What is AI and how can it help us?

AI represents a breakthrough in computing, enabling systems to recognise patterns in large quantities of data, and learn and make informed decisions traditionally associated with human intelligence.

Being the largest eye hospital in the UK, Moorfields Eye Hospital collects vast amounts of clinical and scientific data on a daily basis, and herein lies a clear opportunity to gain new scientific insights by analysing the trends in this information. These datasets, however, are typically considered to be​‘raw’ data, which can be difficult to assess using traditional statistical techniques due to the sheer volume collected.

New advances in AI, in particular machine learning, can help make sense of all this data. Machine learning uses artificial neural networks as a computational model to discover complex structures in large, high-dimensional datasets, such as the ones collected at the hospital. 

How was the pilot study carried out?

To harness the potential of AI in this setting, Dr Balaskas’s team had to firstly ensure that all the data being used was in a standardised, digital format that is suitable for machine learning analysis. 
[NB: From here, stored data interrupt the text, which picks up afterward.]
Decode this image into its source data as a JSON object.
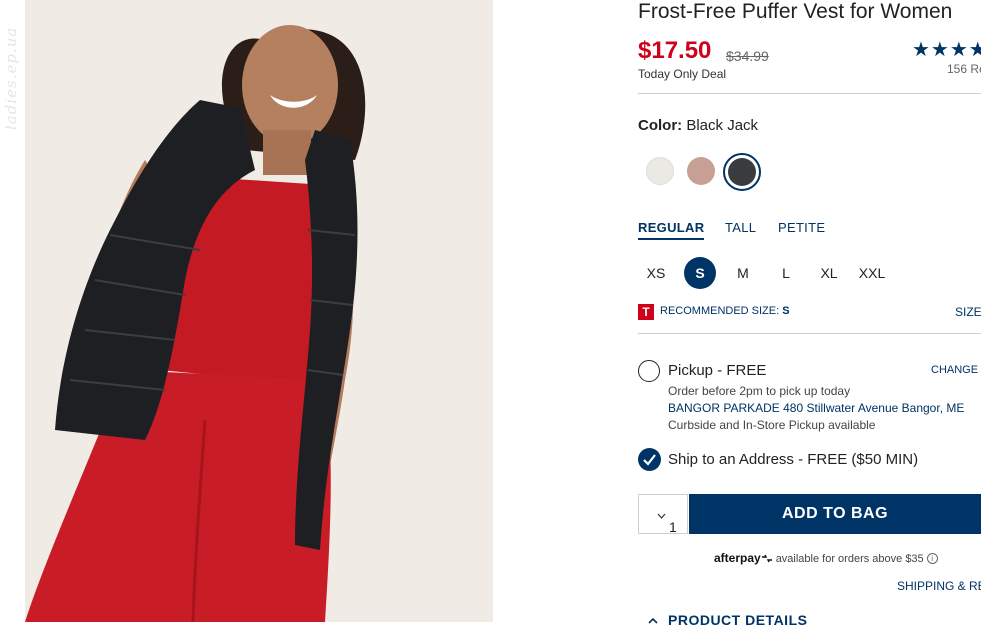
{
  "watermark": "ladies.ep.ua",
  "product": {
    "title": "Frost-Free Puffer Vest for Women",
    "price": "$17.50",
    "original_price": "$34.99",
    "deal_text": "Today Only Deal",
    "rating_stars": "★★★★",
    "review_count": "156 Re"
  },
  "color": {
    "label": "Color:",
    "selected": "Black Jack",
    "swatches": [
      {
        "name": "cream",
        "hex": "#ebe9e4"
      },
      {
        "name": "rose",
        "hex": "#c79f95"
      },
      {
        "name": "black jack",
        "hex": "#3a3b3f"
      }
    ]
  },
  "fit_tabs": [
    {
      "label": "REGULAR",
      "active": true
    },
    {
      "label": "TALL",
      "active": false
    },
    {
      "label": "PETITE",
      "active": false
    }
  ],
  "sizes": [
    "XS",
    "S",
    "M",
    "L",
    "XL",
    "XXL"
  ],
  "selected_size": "S",
  "recommended": {
    "badge": "T",
    "label": "RECOMMENDED SIZE:",
    "value": "S",
    "size_guide": "SIZE"
  },
  "pickup": {
    "label": "Pickup - FREE",
    "change_label": "CHANGE S",
    "order_before": "Order before 2pm to pick up today",
    "store": "BANGOR PARKADE 480 Stillwater Avenue  Bangor, ME",
    "availability": "Curbside and In-Store Pickup available"
  },
  "ship": {
    "label": "Ship to an Address - FREE ($50 MIN)"
  },
  "cart": {
    "quantity": "1",
    "add_to_bag": "ADD TO BAG"
  },
  "afterpay": {
    "brand": "afterpay",
    "text": "available for orders above $35",
    "info": "i"
  },
  "links": {
    "shipping": "SHIPPING & RET",
    "product_details": "PRODUCT DETAILS"
  },
  "colors": {
    "brand_navy": "#003366",
    "sale_red": "#d0021b"
  }
}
The team collected clinical, genetic and imaging information from over 600 Moorfields patients with wet AMD. Through the imaging data gathered, a novel machine learning segmentation tool was developed and applied to this dataset using various image analysis platforms. 

The study’s end goal was to establish a machine learning model that uses this high-dimensional data to predict the course of wet AMD in each patient, by revealing which factors play a key role in how they respond to treatment.

This project was a pilot, and it helped show that machine learning can integrate and interpret many different forms of patient data. This could lead to exciting new insights into how diseases develop and allow us to personalise patient care based on an AI’s predictions of how patients are likely to respond to treatment.

Dr Konstantinos Balaskas

This helped to show that developing a large dataset of clinical, imaging and genetic data in a form that is suitable for machine learning can lead to exciting new insights into the behaviour of wet AMD.

What’s next?

The team leading this research project is currently focused on creating an extensive pipeline for artificial intelligence. This will expand its application beyond wet AMD and help diagnose various commonly occurring eye conditions. The ultimate objective is to enable doctors to provide personalised treatments that cater to the needs of each patient.